The Akha live in raised houses with steep roofs, built on steep slopes, with porches built on either end. In the interior, the uphill side of the home is a living and work area, while the downhill side is for sleeping. This sleeping area is divided into two sections by a chest-high partition running from the post supporting the ridgepole at the centre of the house to the main house post, which is in the middle of the downhill wall. Men sleep in the section closer to the uncovered platform, and it is at this end of the house that guests are also received. Male guests are not permitted in the other end of the house, where the women’s and children’s quarters are.

 

The Akha are ancestors - rather than god-worshippers. They keep ancestral altars on the women’s side of the house. These are either shelves or sections of bamboo, which hold the first three sacred ears of rice cut at the most recent harvest. On days appointed for offerings, food and drink are placed in bowls and set on a small table before the altar. The ancestors are invited to partake first, and then the offering is distributed and consumed by the members of the household, who abstain from field work, hunting and sexual relations on these days.

 

In contrast to their worship of ancestors, however, the Akha also believe in spirits that can do harm to men. They have several rituals that take place throughout the year to appease the spirits and keep their families safe, but the most apparent evidence of their superstition is the gates to their village. The Akha consider their own villages to be the strongholds of only a few feeble humans, compared with the world outside that contains innumerable spirits that may bring ills to men at any time. The gates they construct consist of two pillars supporting a lintel, and there is a gate at either end of the village to divide the domain of the people from that of the spirits. Each year in a ceremony before planting, the village priest and men erect new gates and elaborately decorate them with charms and symbols of wealth, because it is believed that spirits fear human wealth. Adjacent to the gates are statues: large females stand in opposition to smaller males, with genitals greatly exaggerated, as though copulating. New statues are set up each year with the new gates; the spirits are presumed to fear human sexuality, as well as wealth.

 

Outside the gates are banks of ceremonial weapons, which are plunged into the earth at the end of a festival held after planting. Carrying the weapons and shouting to expel spirits, the people proceed from house to house, collecting an offering at each one, until finally their arrival at the house of the village priest, who feasts them on a buffalo or a pig. At times when illness among the villagers is high, sacrifices may be made at the gates.

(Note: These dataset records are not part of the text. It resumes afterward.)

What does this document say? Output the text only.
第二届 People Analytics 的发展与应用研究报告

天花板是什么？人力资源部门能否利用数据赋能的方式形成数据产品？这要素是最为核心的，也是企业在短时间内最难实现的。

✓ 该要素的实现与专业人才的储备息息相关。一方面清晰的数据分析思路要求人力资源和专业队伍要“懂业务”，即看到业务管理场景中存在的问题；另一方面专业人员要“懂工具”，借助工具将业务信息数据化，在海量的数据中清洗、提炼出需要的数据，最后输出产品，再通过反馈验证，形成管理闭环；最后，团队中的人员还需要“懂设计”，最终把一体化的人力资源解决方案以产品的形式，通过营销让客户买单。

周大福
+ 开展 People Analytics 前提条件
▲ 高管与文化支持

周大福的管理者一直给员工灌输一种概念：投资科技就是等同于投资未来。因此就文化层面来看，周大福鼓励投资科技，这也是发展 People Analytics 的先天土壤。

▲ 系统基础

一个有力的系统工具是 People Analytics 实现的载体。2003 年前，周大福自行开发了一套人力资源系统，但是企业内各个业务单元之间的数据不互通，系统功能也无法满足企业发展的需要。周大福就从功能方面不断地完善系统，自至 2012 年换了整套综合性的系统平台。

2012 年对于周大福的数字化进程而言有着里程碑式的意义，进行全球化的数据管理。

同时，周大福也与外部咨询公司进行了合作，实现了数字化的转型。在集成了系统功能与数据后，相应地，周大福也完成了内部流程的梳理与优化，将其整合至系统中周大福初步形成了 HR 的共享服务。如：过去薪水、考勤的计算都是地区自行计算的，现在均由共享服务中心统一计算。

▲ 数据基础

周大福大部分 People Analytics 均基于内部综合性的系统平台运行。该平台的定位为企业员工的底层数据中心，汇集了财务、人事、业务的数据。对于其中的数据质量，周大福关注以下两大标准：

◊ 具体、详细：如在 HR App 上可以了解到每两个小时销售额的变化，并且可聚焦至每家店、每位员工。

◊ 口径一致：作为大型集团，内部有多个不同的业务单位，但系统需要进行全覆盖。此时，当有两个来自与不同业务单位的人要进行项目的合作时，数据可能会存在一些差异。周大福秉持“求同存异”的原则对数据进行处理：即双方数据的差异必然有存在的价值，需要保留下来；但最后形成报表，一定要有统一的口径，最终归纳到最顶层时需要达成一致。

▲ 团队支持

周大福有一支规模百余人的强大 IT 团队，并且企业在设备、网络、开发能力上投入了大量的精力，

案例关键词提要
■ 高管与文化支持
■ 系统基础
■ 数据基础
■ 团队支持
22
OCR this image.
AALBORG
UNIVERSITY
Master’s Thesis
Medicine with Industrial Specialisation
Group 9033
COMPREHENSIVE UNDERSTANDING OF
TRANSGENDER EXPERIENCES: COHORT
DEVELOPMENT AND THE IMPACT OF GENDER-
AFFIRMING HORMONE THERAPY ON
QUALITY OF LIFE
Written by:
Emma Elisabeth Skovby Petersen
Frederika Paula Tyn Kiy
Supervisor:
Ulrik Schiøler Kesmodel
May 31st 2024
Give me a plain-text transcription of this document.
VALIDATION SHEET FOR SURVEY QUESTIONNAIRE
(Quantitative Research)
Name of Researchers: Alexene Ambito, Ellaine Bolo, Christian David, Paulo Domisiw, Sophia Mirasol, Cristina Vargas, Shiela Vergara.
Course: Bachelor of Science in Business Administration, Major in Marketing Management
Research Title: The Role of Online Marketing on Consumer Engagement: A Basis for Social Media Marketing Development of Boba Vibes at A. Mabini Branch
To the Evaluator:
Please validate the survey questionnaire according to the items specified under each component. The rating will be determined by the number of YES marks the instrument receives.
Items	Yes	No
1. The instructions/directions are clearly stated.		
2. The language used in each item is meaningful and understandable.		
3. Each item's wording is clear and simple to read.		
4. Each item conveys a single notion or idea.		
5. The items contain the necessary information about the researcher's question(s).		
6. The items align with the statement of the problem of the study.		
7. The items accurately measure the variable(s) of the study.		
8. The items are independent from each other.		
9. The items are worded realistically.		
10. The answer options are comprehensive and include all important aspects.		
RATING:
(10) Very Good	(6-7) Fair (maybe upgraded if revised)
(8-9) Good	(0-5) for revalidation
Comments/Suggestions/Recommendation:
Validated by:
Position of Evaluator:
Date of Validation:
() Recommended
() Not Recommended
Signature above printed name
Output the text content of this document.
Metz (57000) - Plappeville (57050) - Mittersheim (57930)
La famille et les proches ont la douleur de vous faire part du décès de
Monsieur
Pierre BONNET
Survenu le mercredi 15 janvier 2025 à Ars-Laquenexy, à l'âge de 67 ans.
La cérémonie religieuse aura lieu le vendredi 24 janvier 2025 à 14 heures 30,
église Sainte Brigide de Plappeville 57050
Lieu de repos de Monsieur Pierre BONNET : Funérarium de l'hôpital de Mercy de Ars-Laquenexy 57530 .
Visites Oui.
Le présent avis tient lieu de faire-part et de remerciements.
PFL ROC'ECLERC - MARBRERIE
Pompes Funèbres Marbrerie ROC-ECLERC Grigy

Call it superstition, but the Akha belief system is no different than some western traditions: flinging salt over the left shoulder into the eye of the devil, not walking under ladders, crossing oneself in the face of ‘evil’, or turning on the lights at night to make the boogieman disappear. We paint Easter eggs; they sway backwards and forwards on a swing. Perhaps it appeases the spirits; perhaps it celebrates no less than the fickle pendulum of life’s bounty and fortune – what is certain is that it looks like a lot of fun.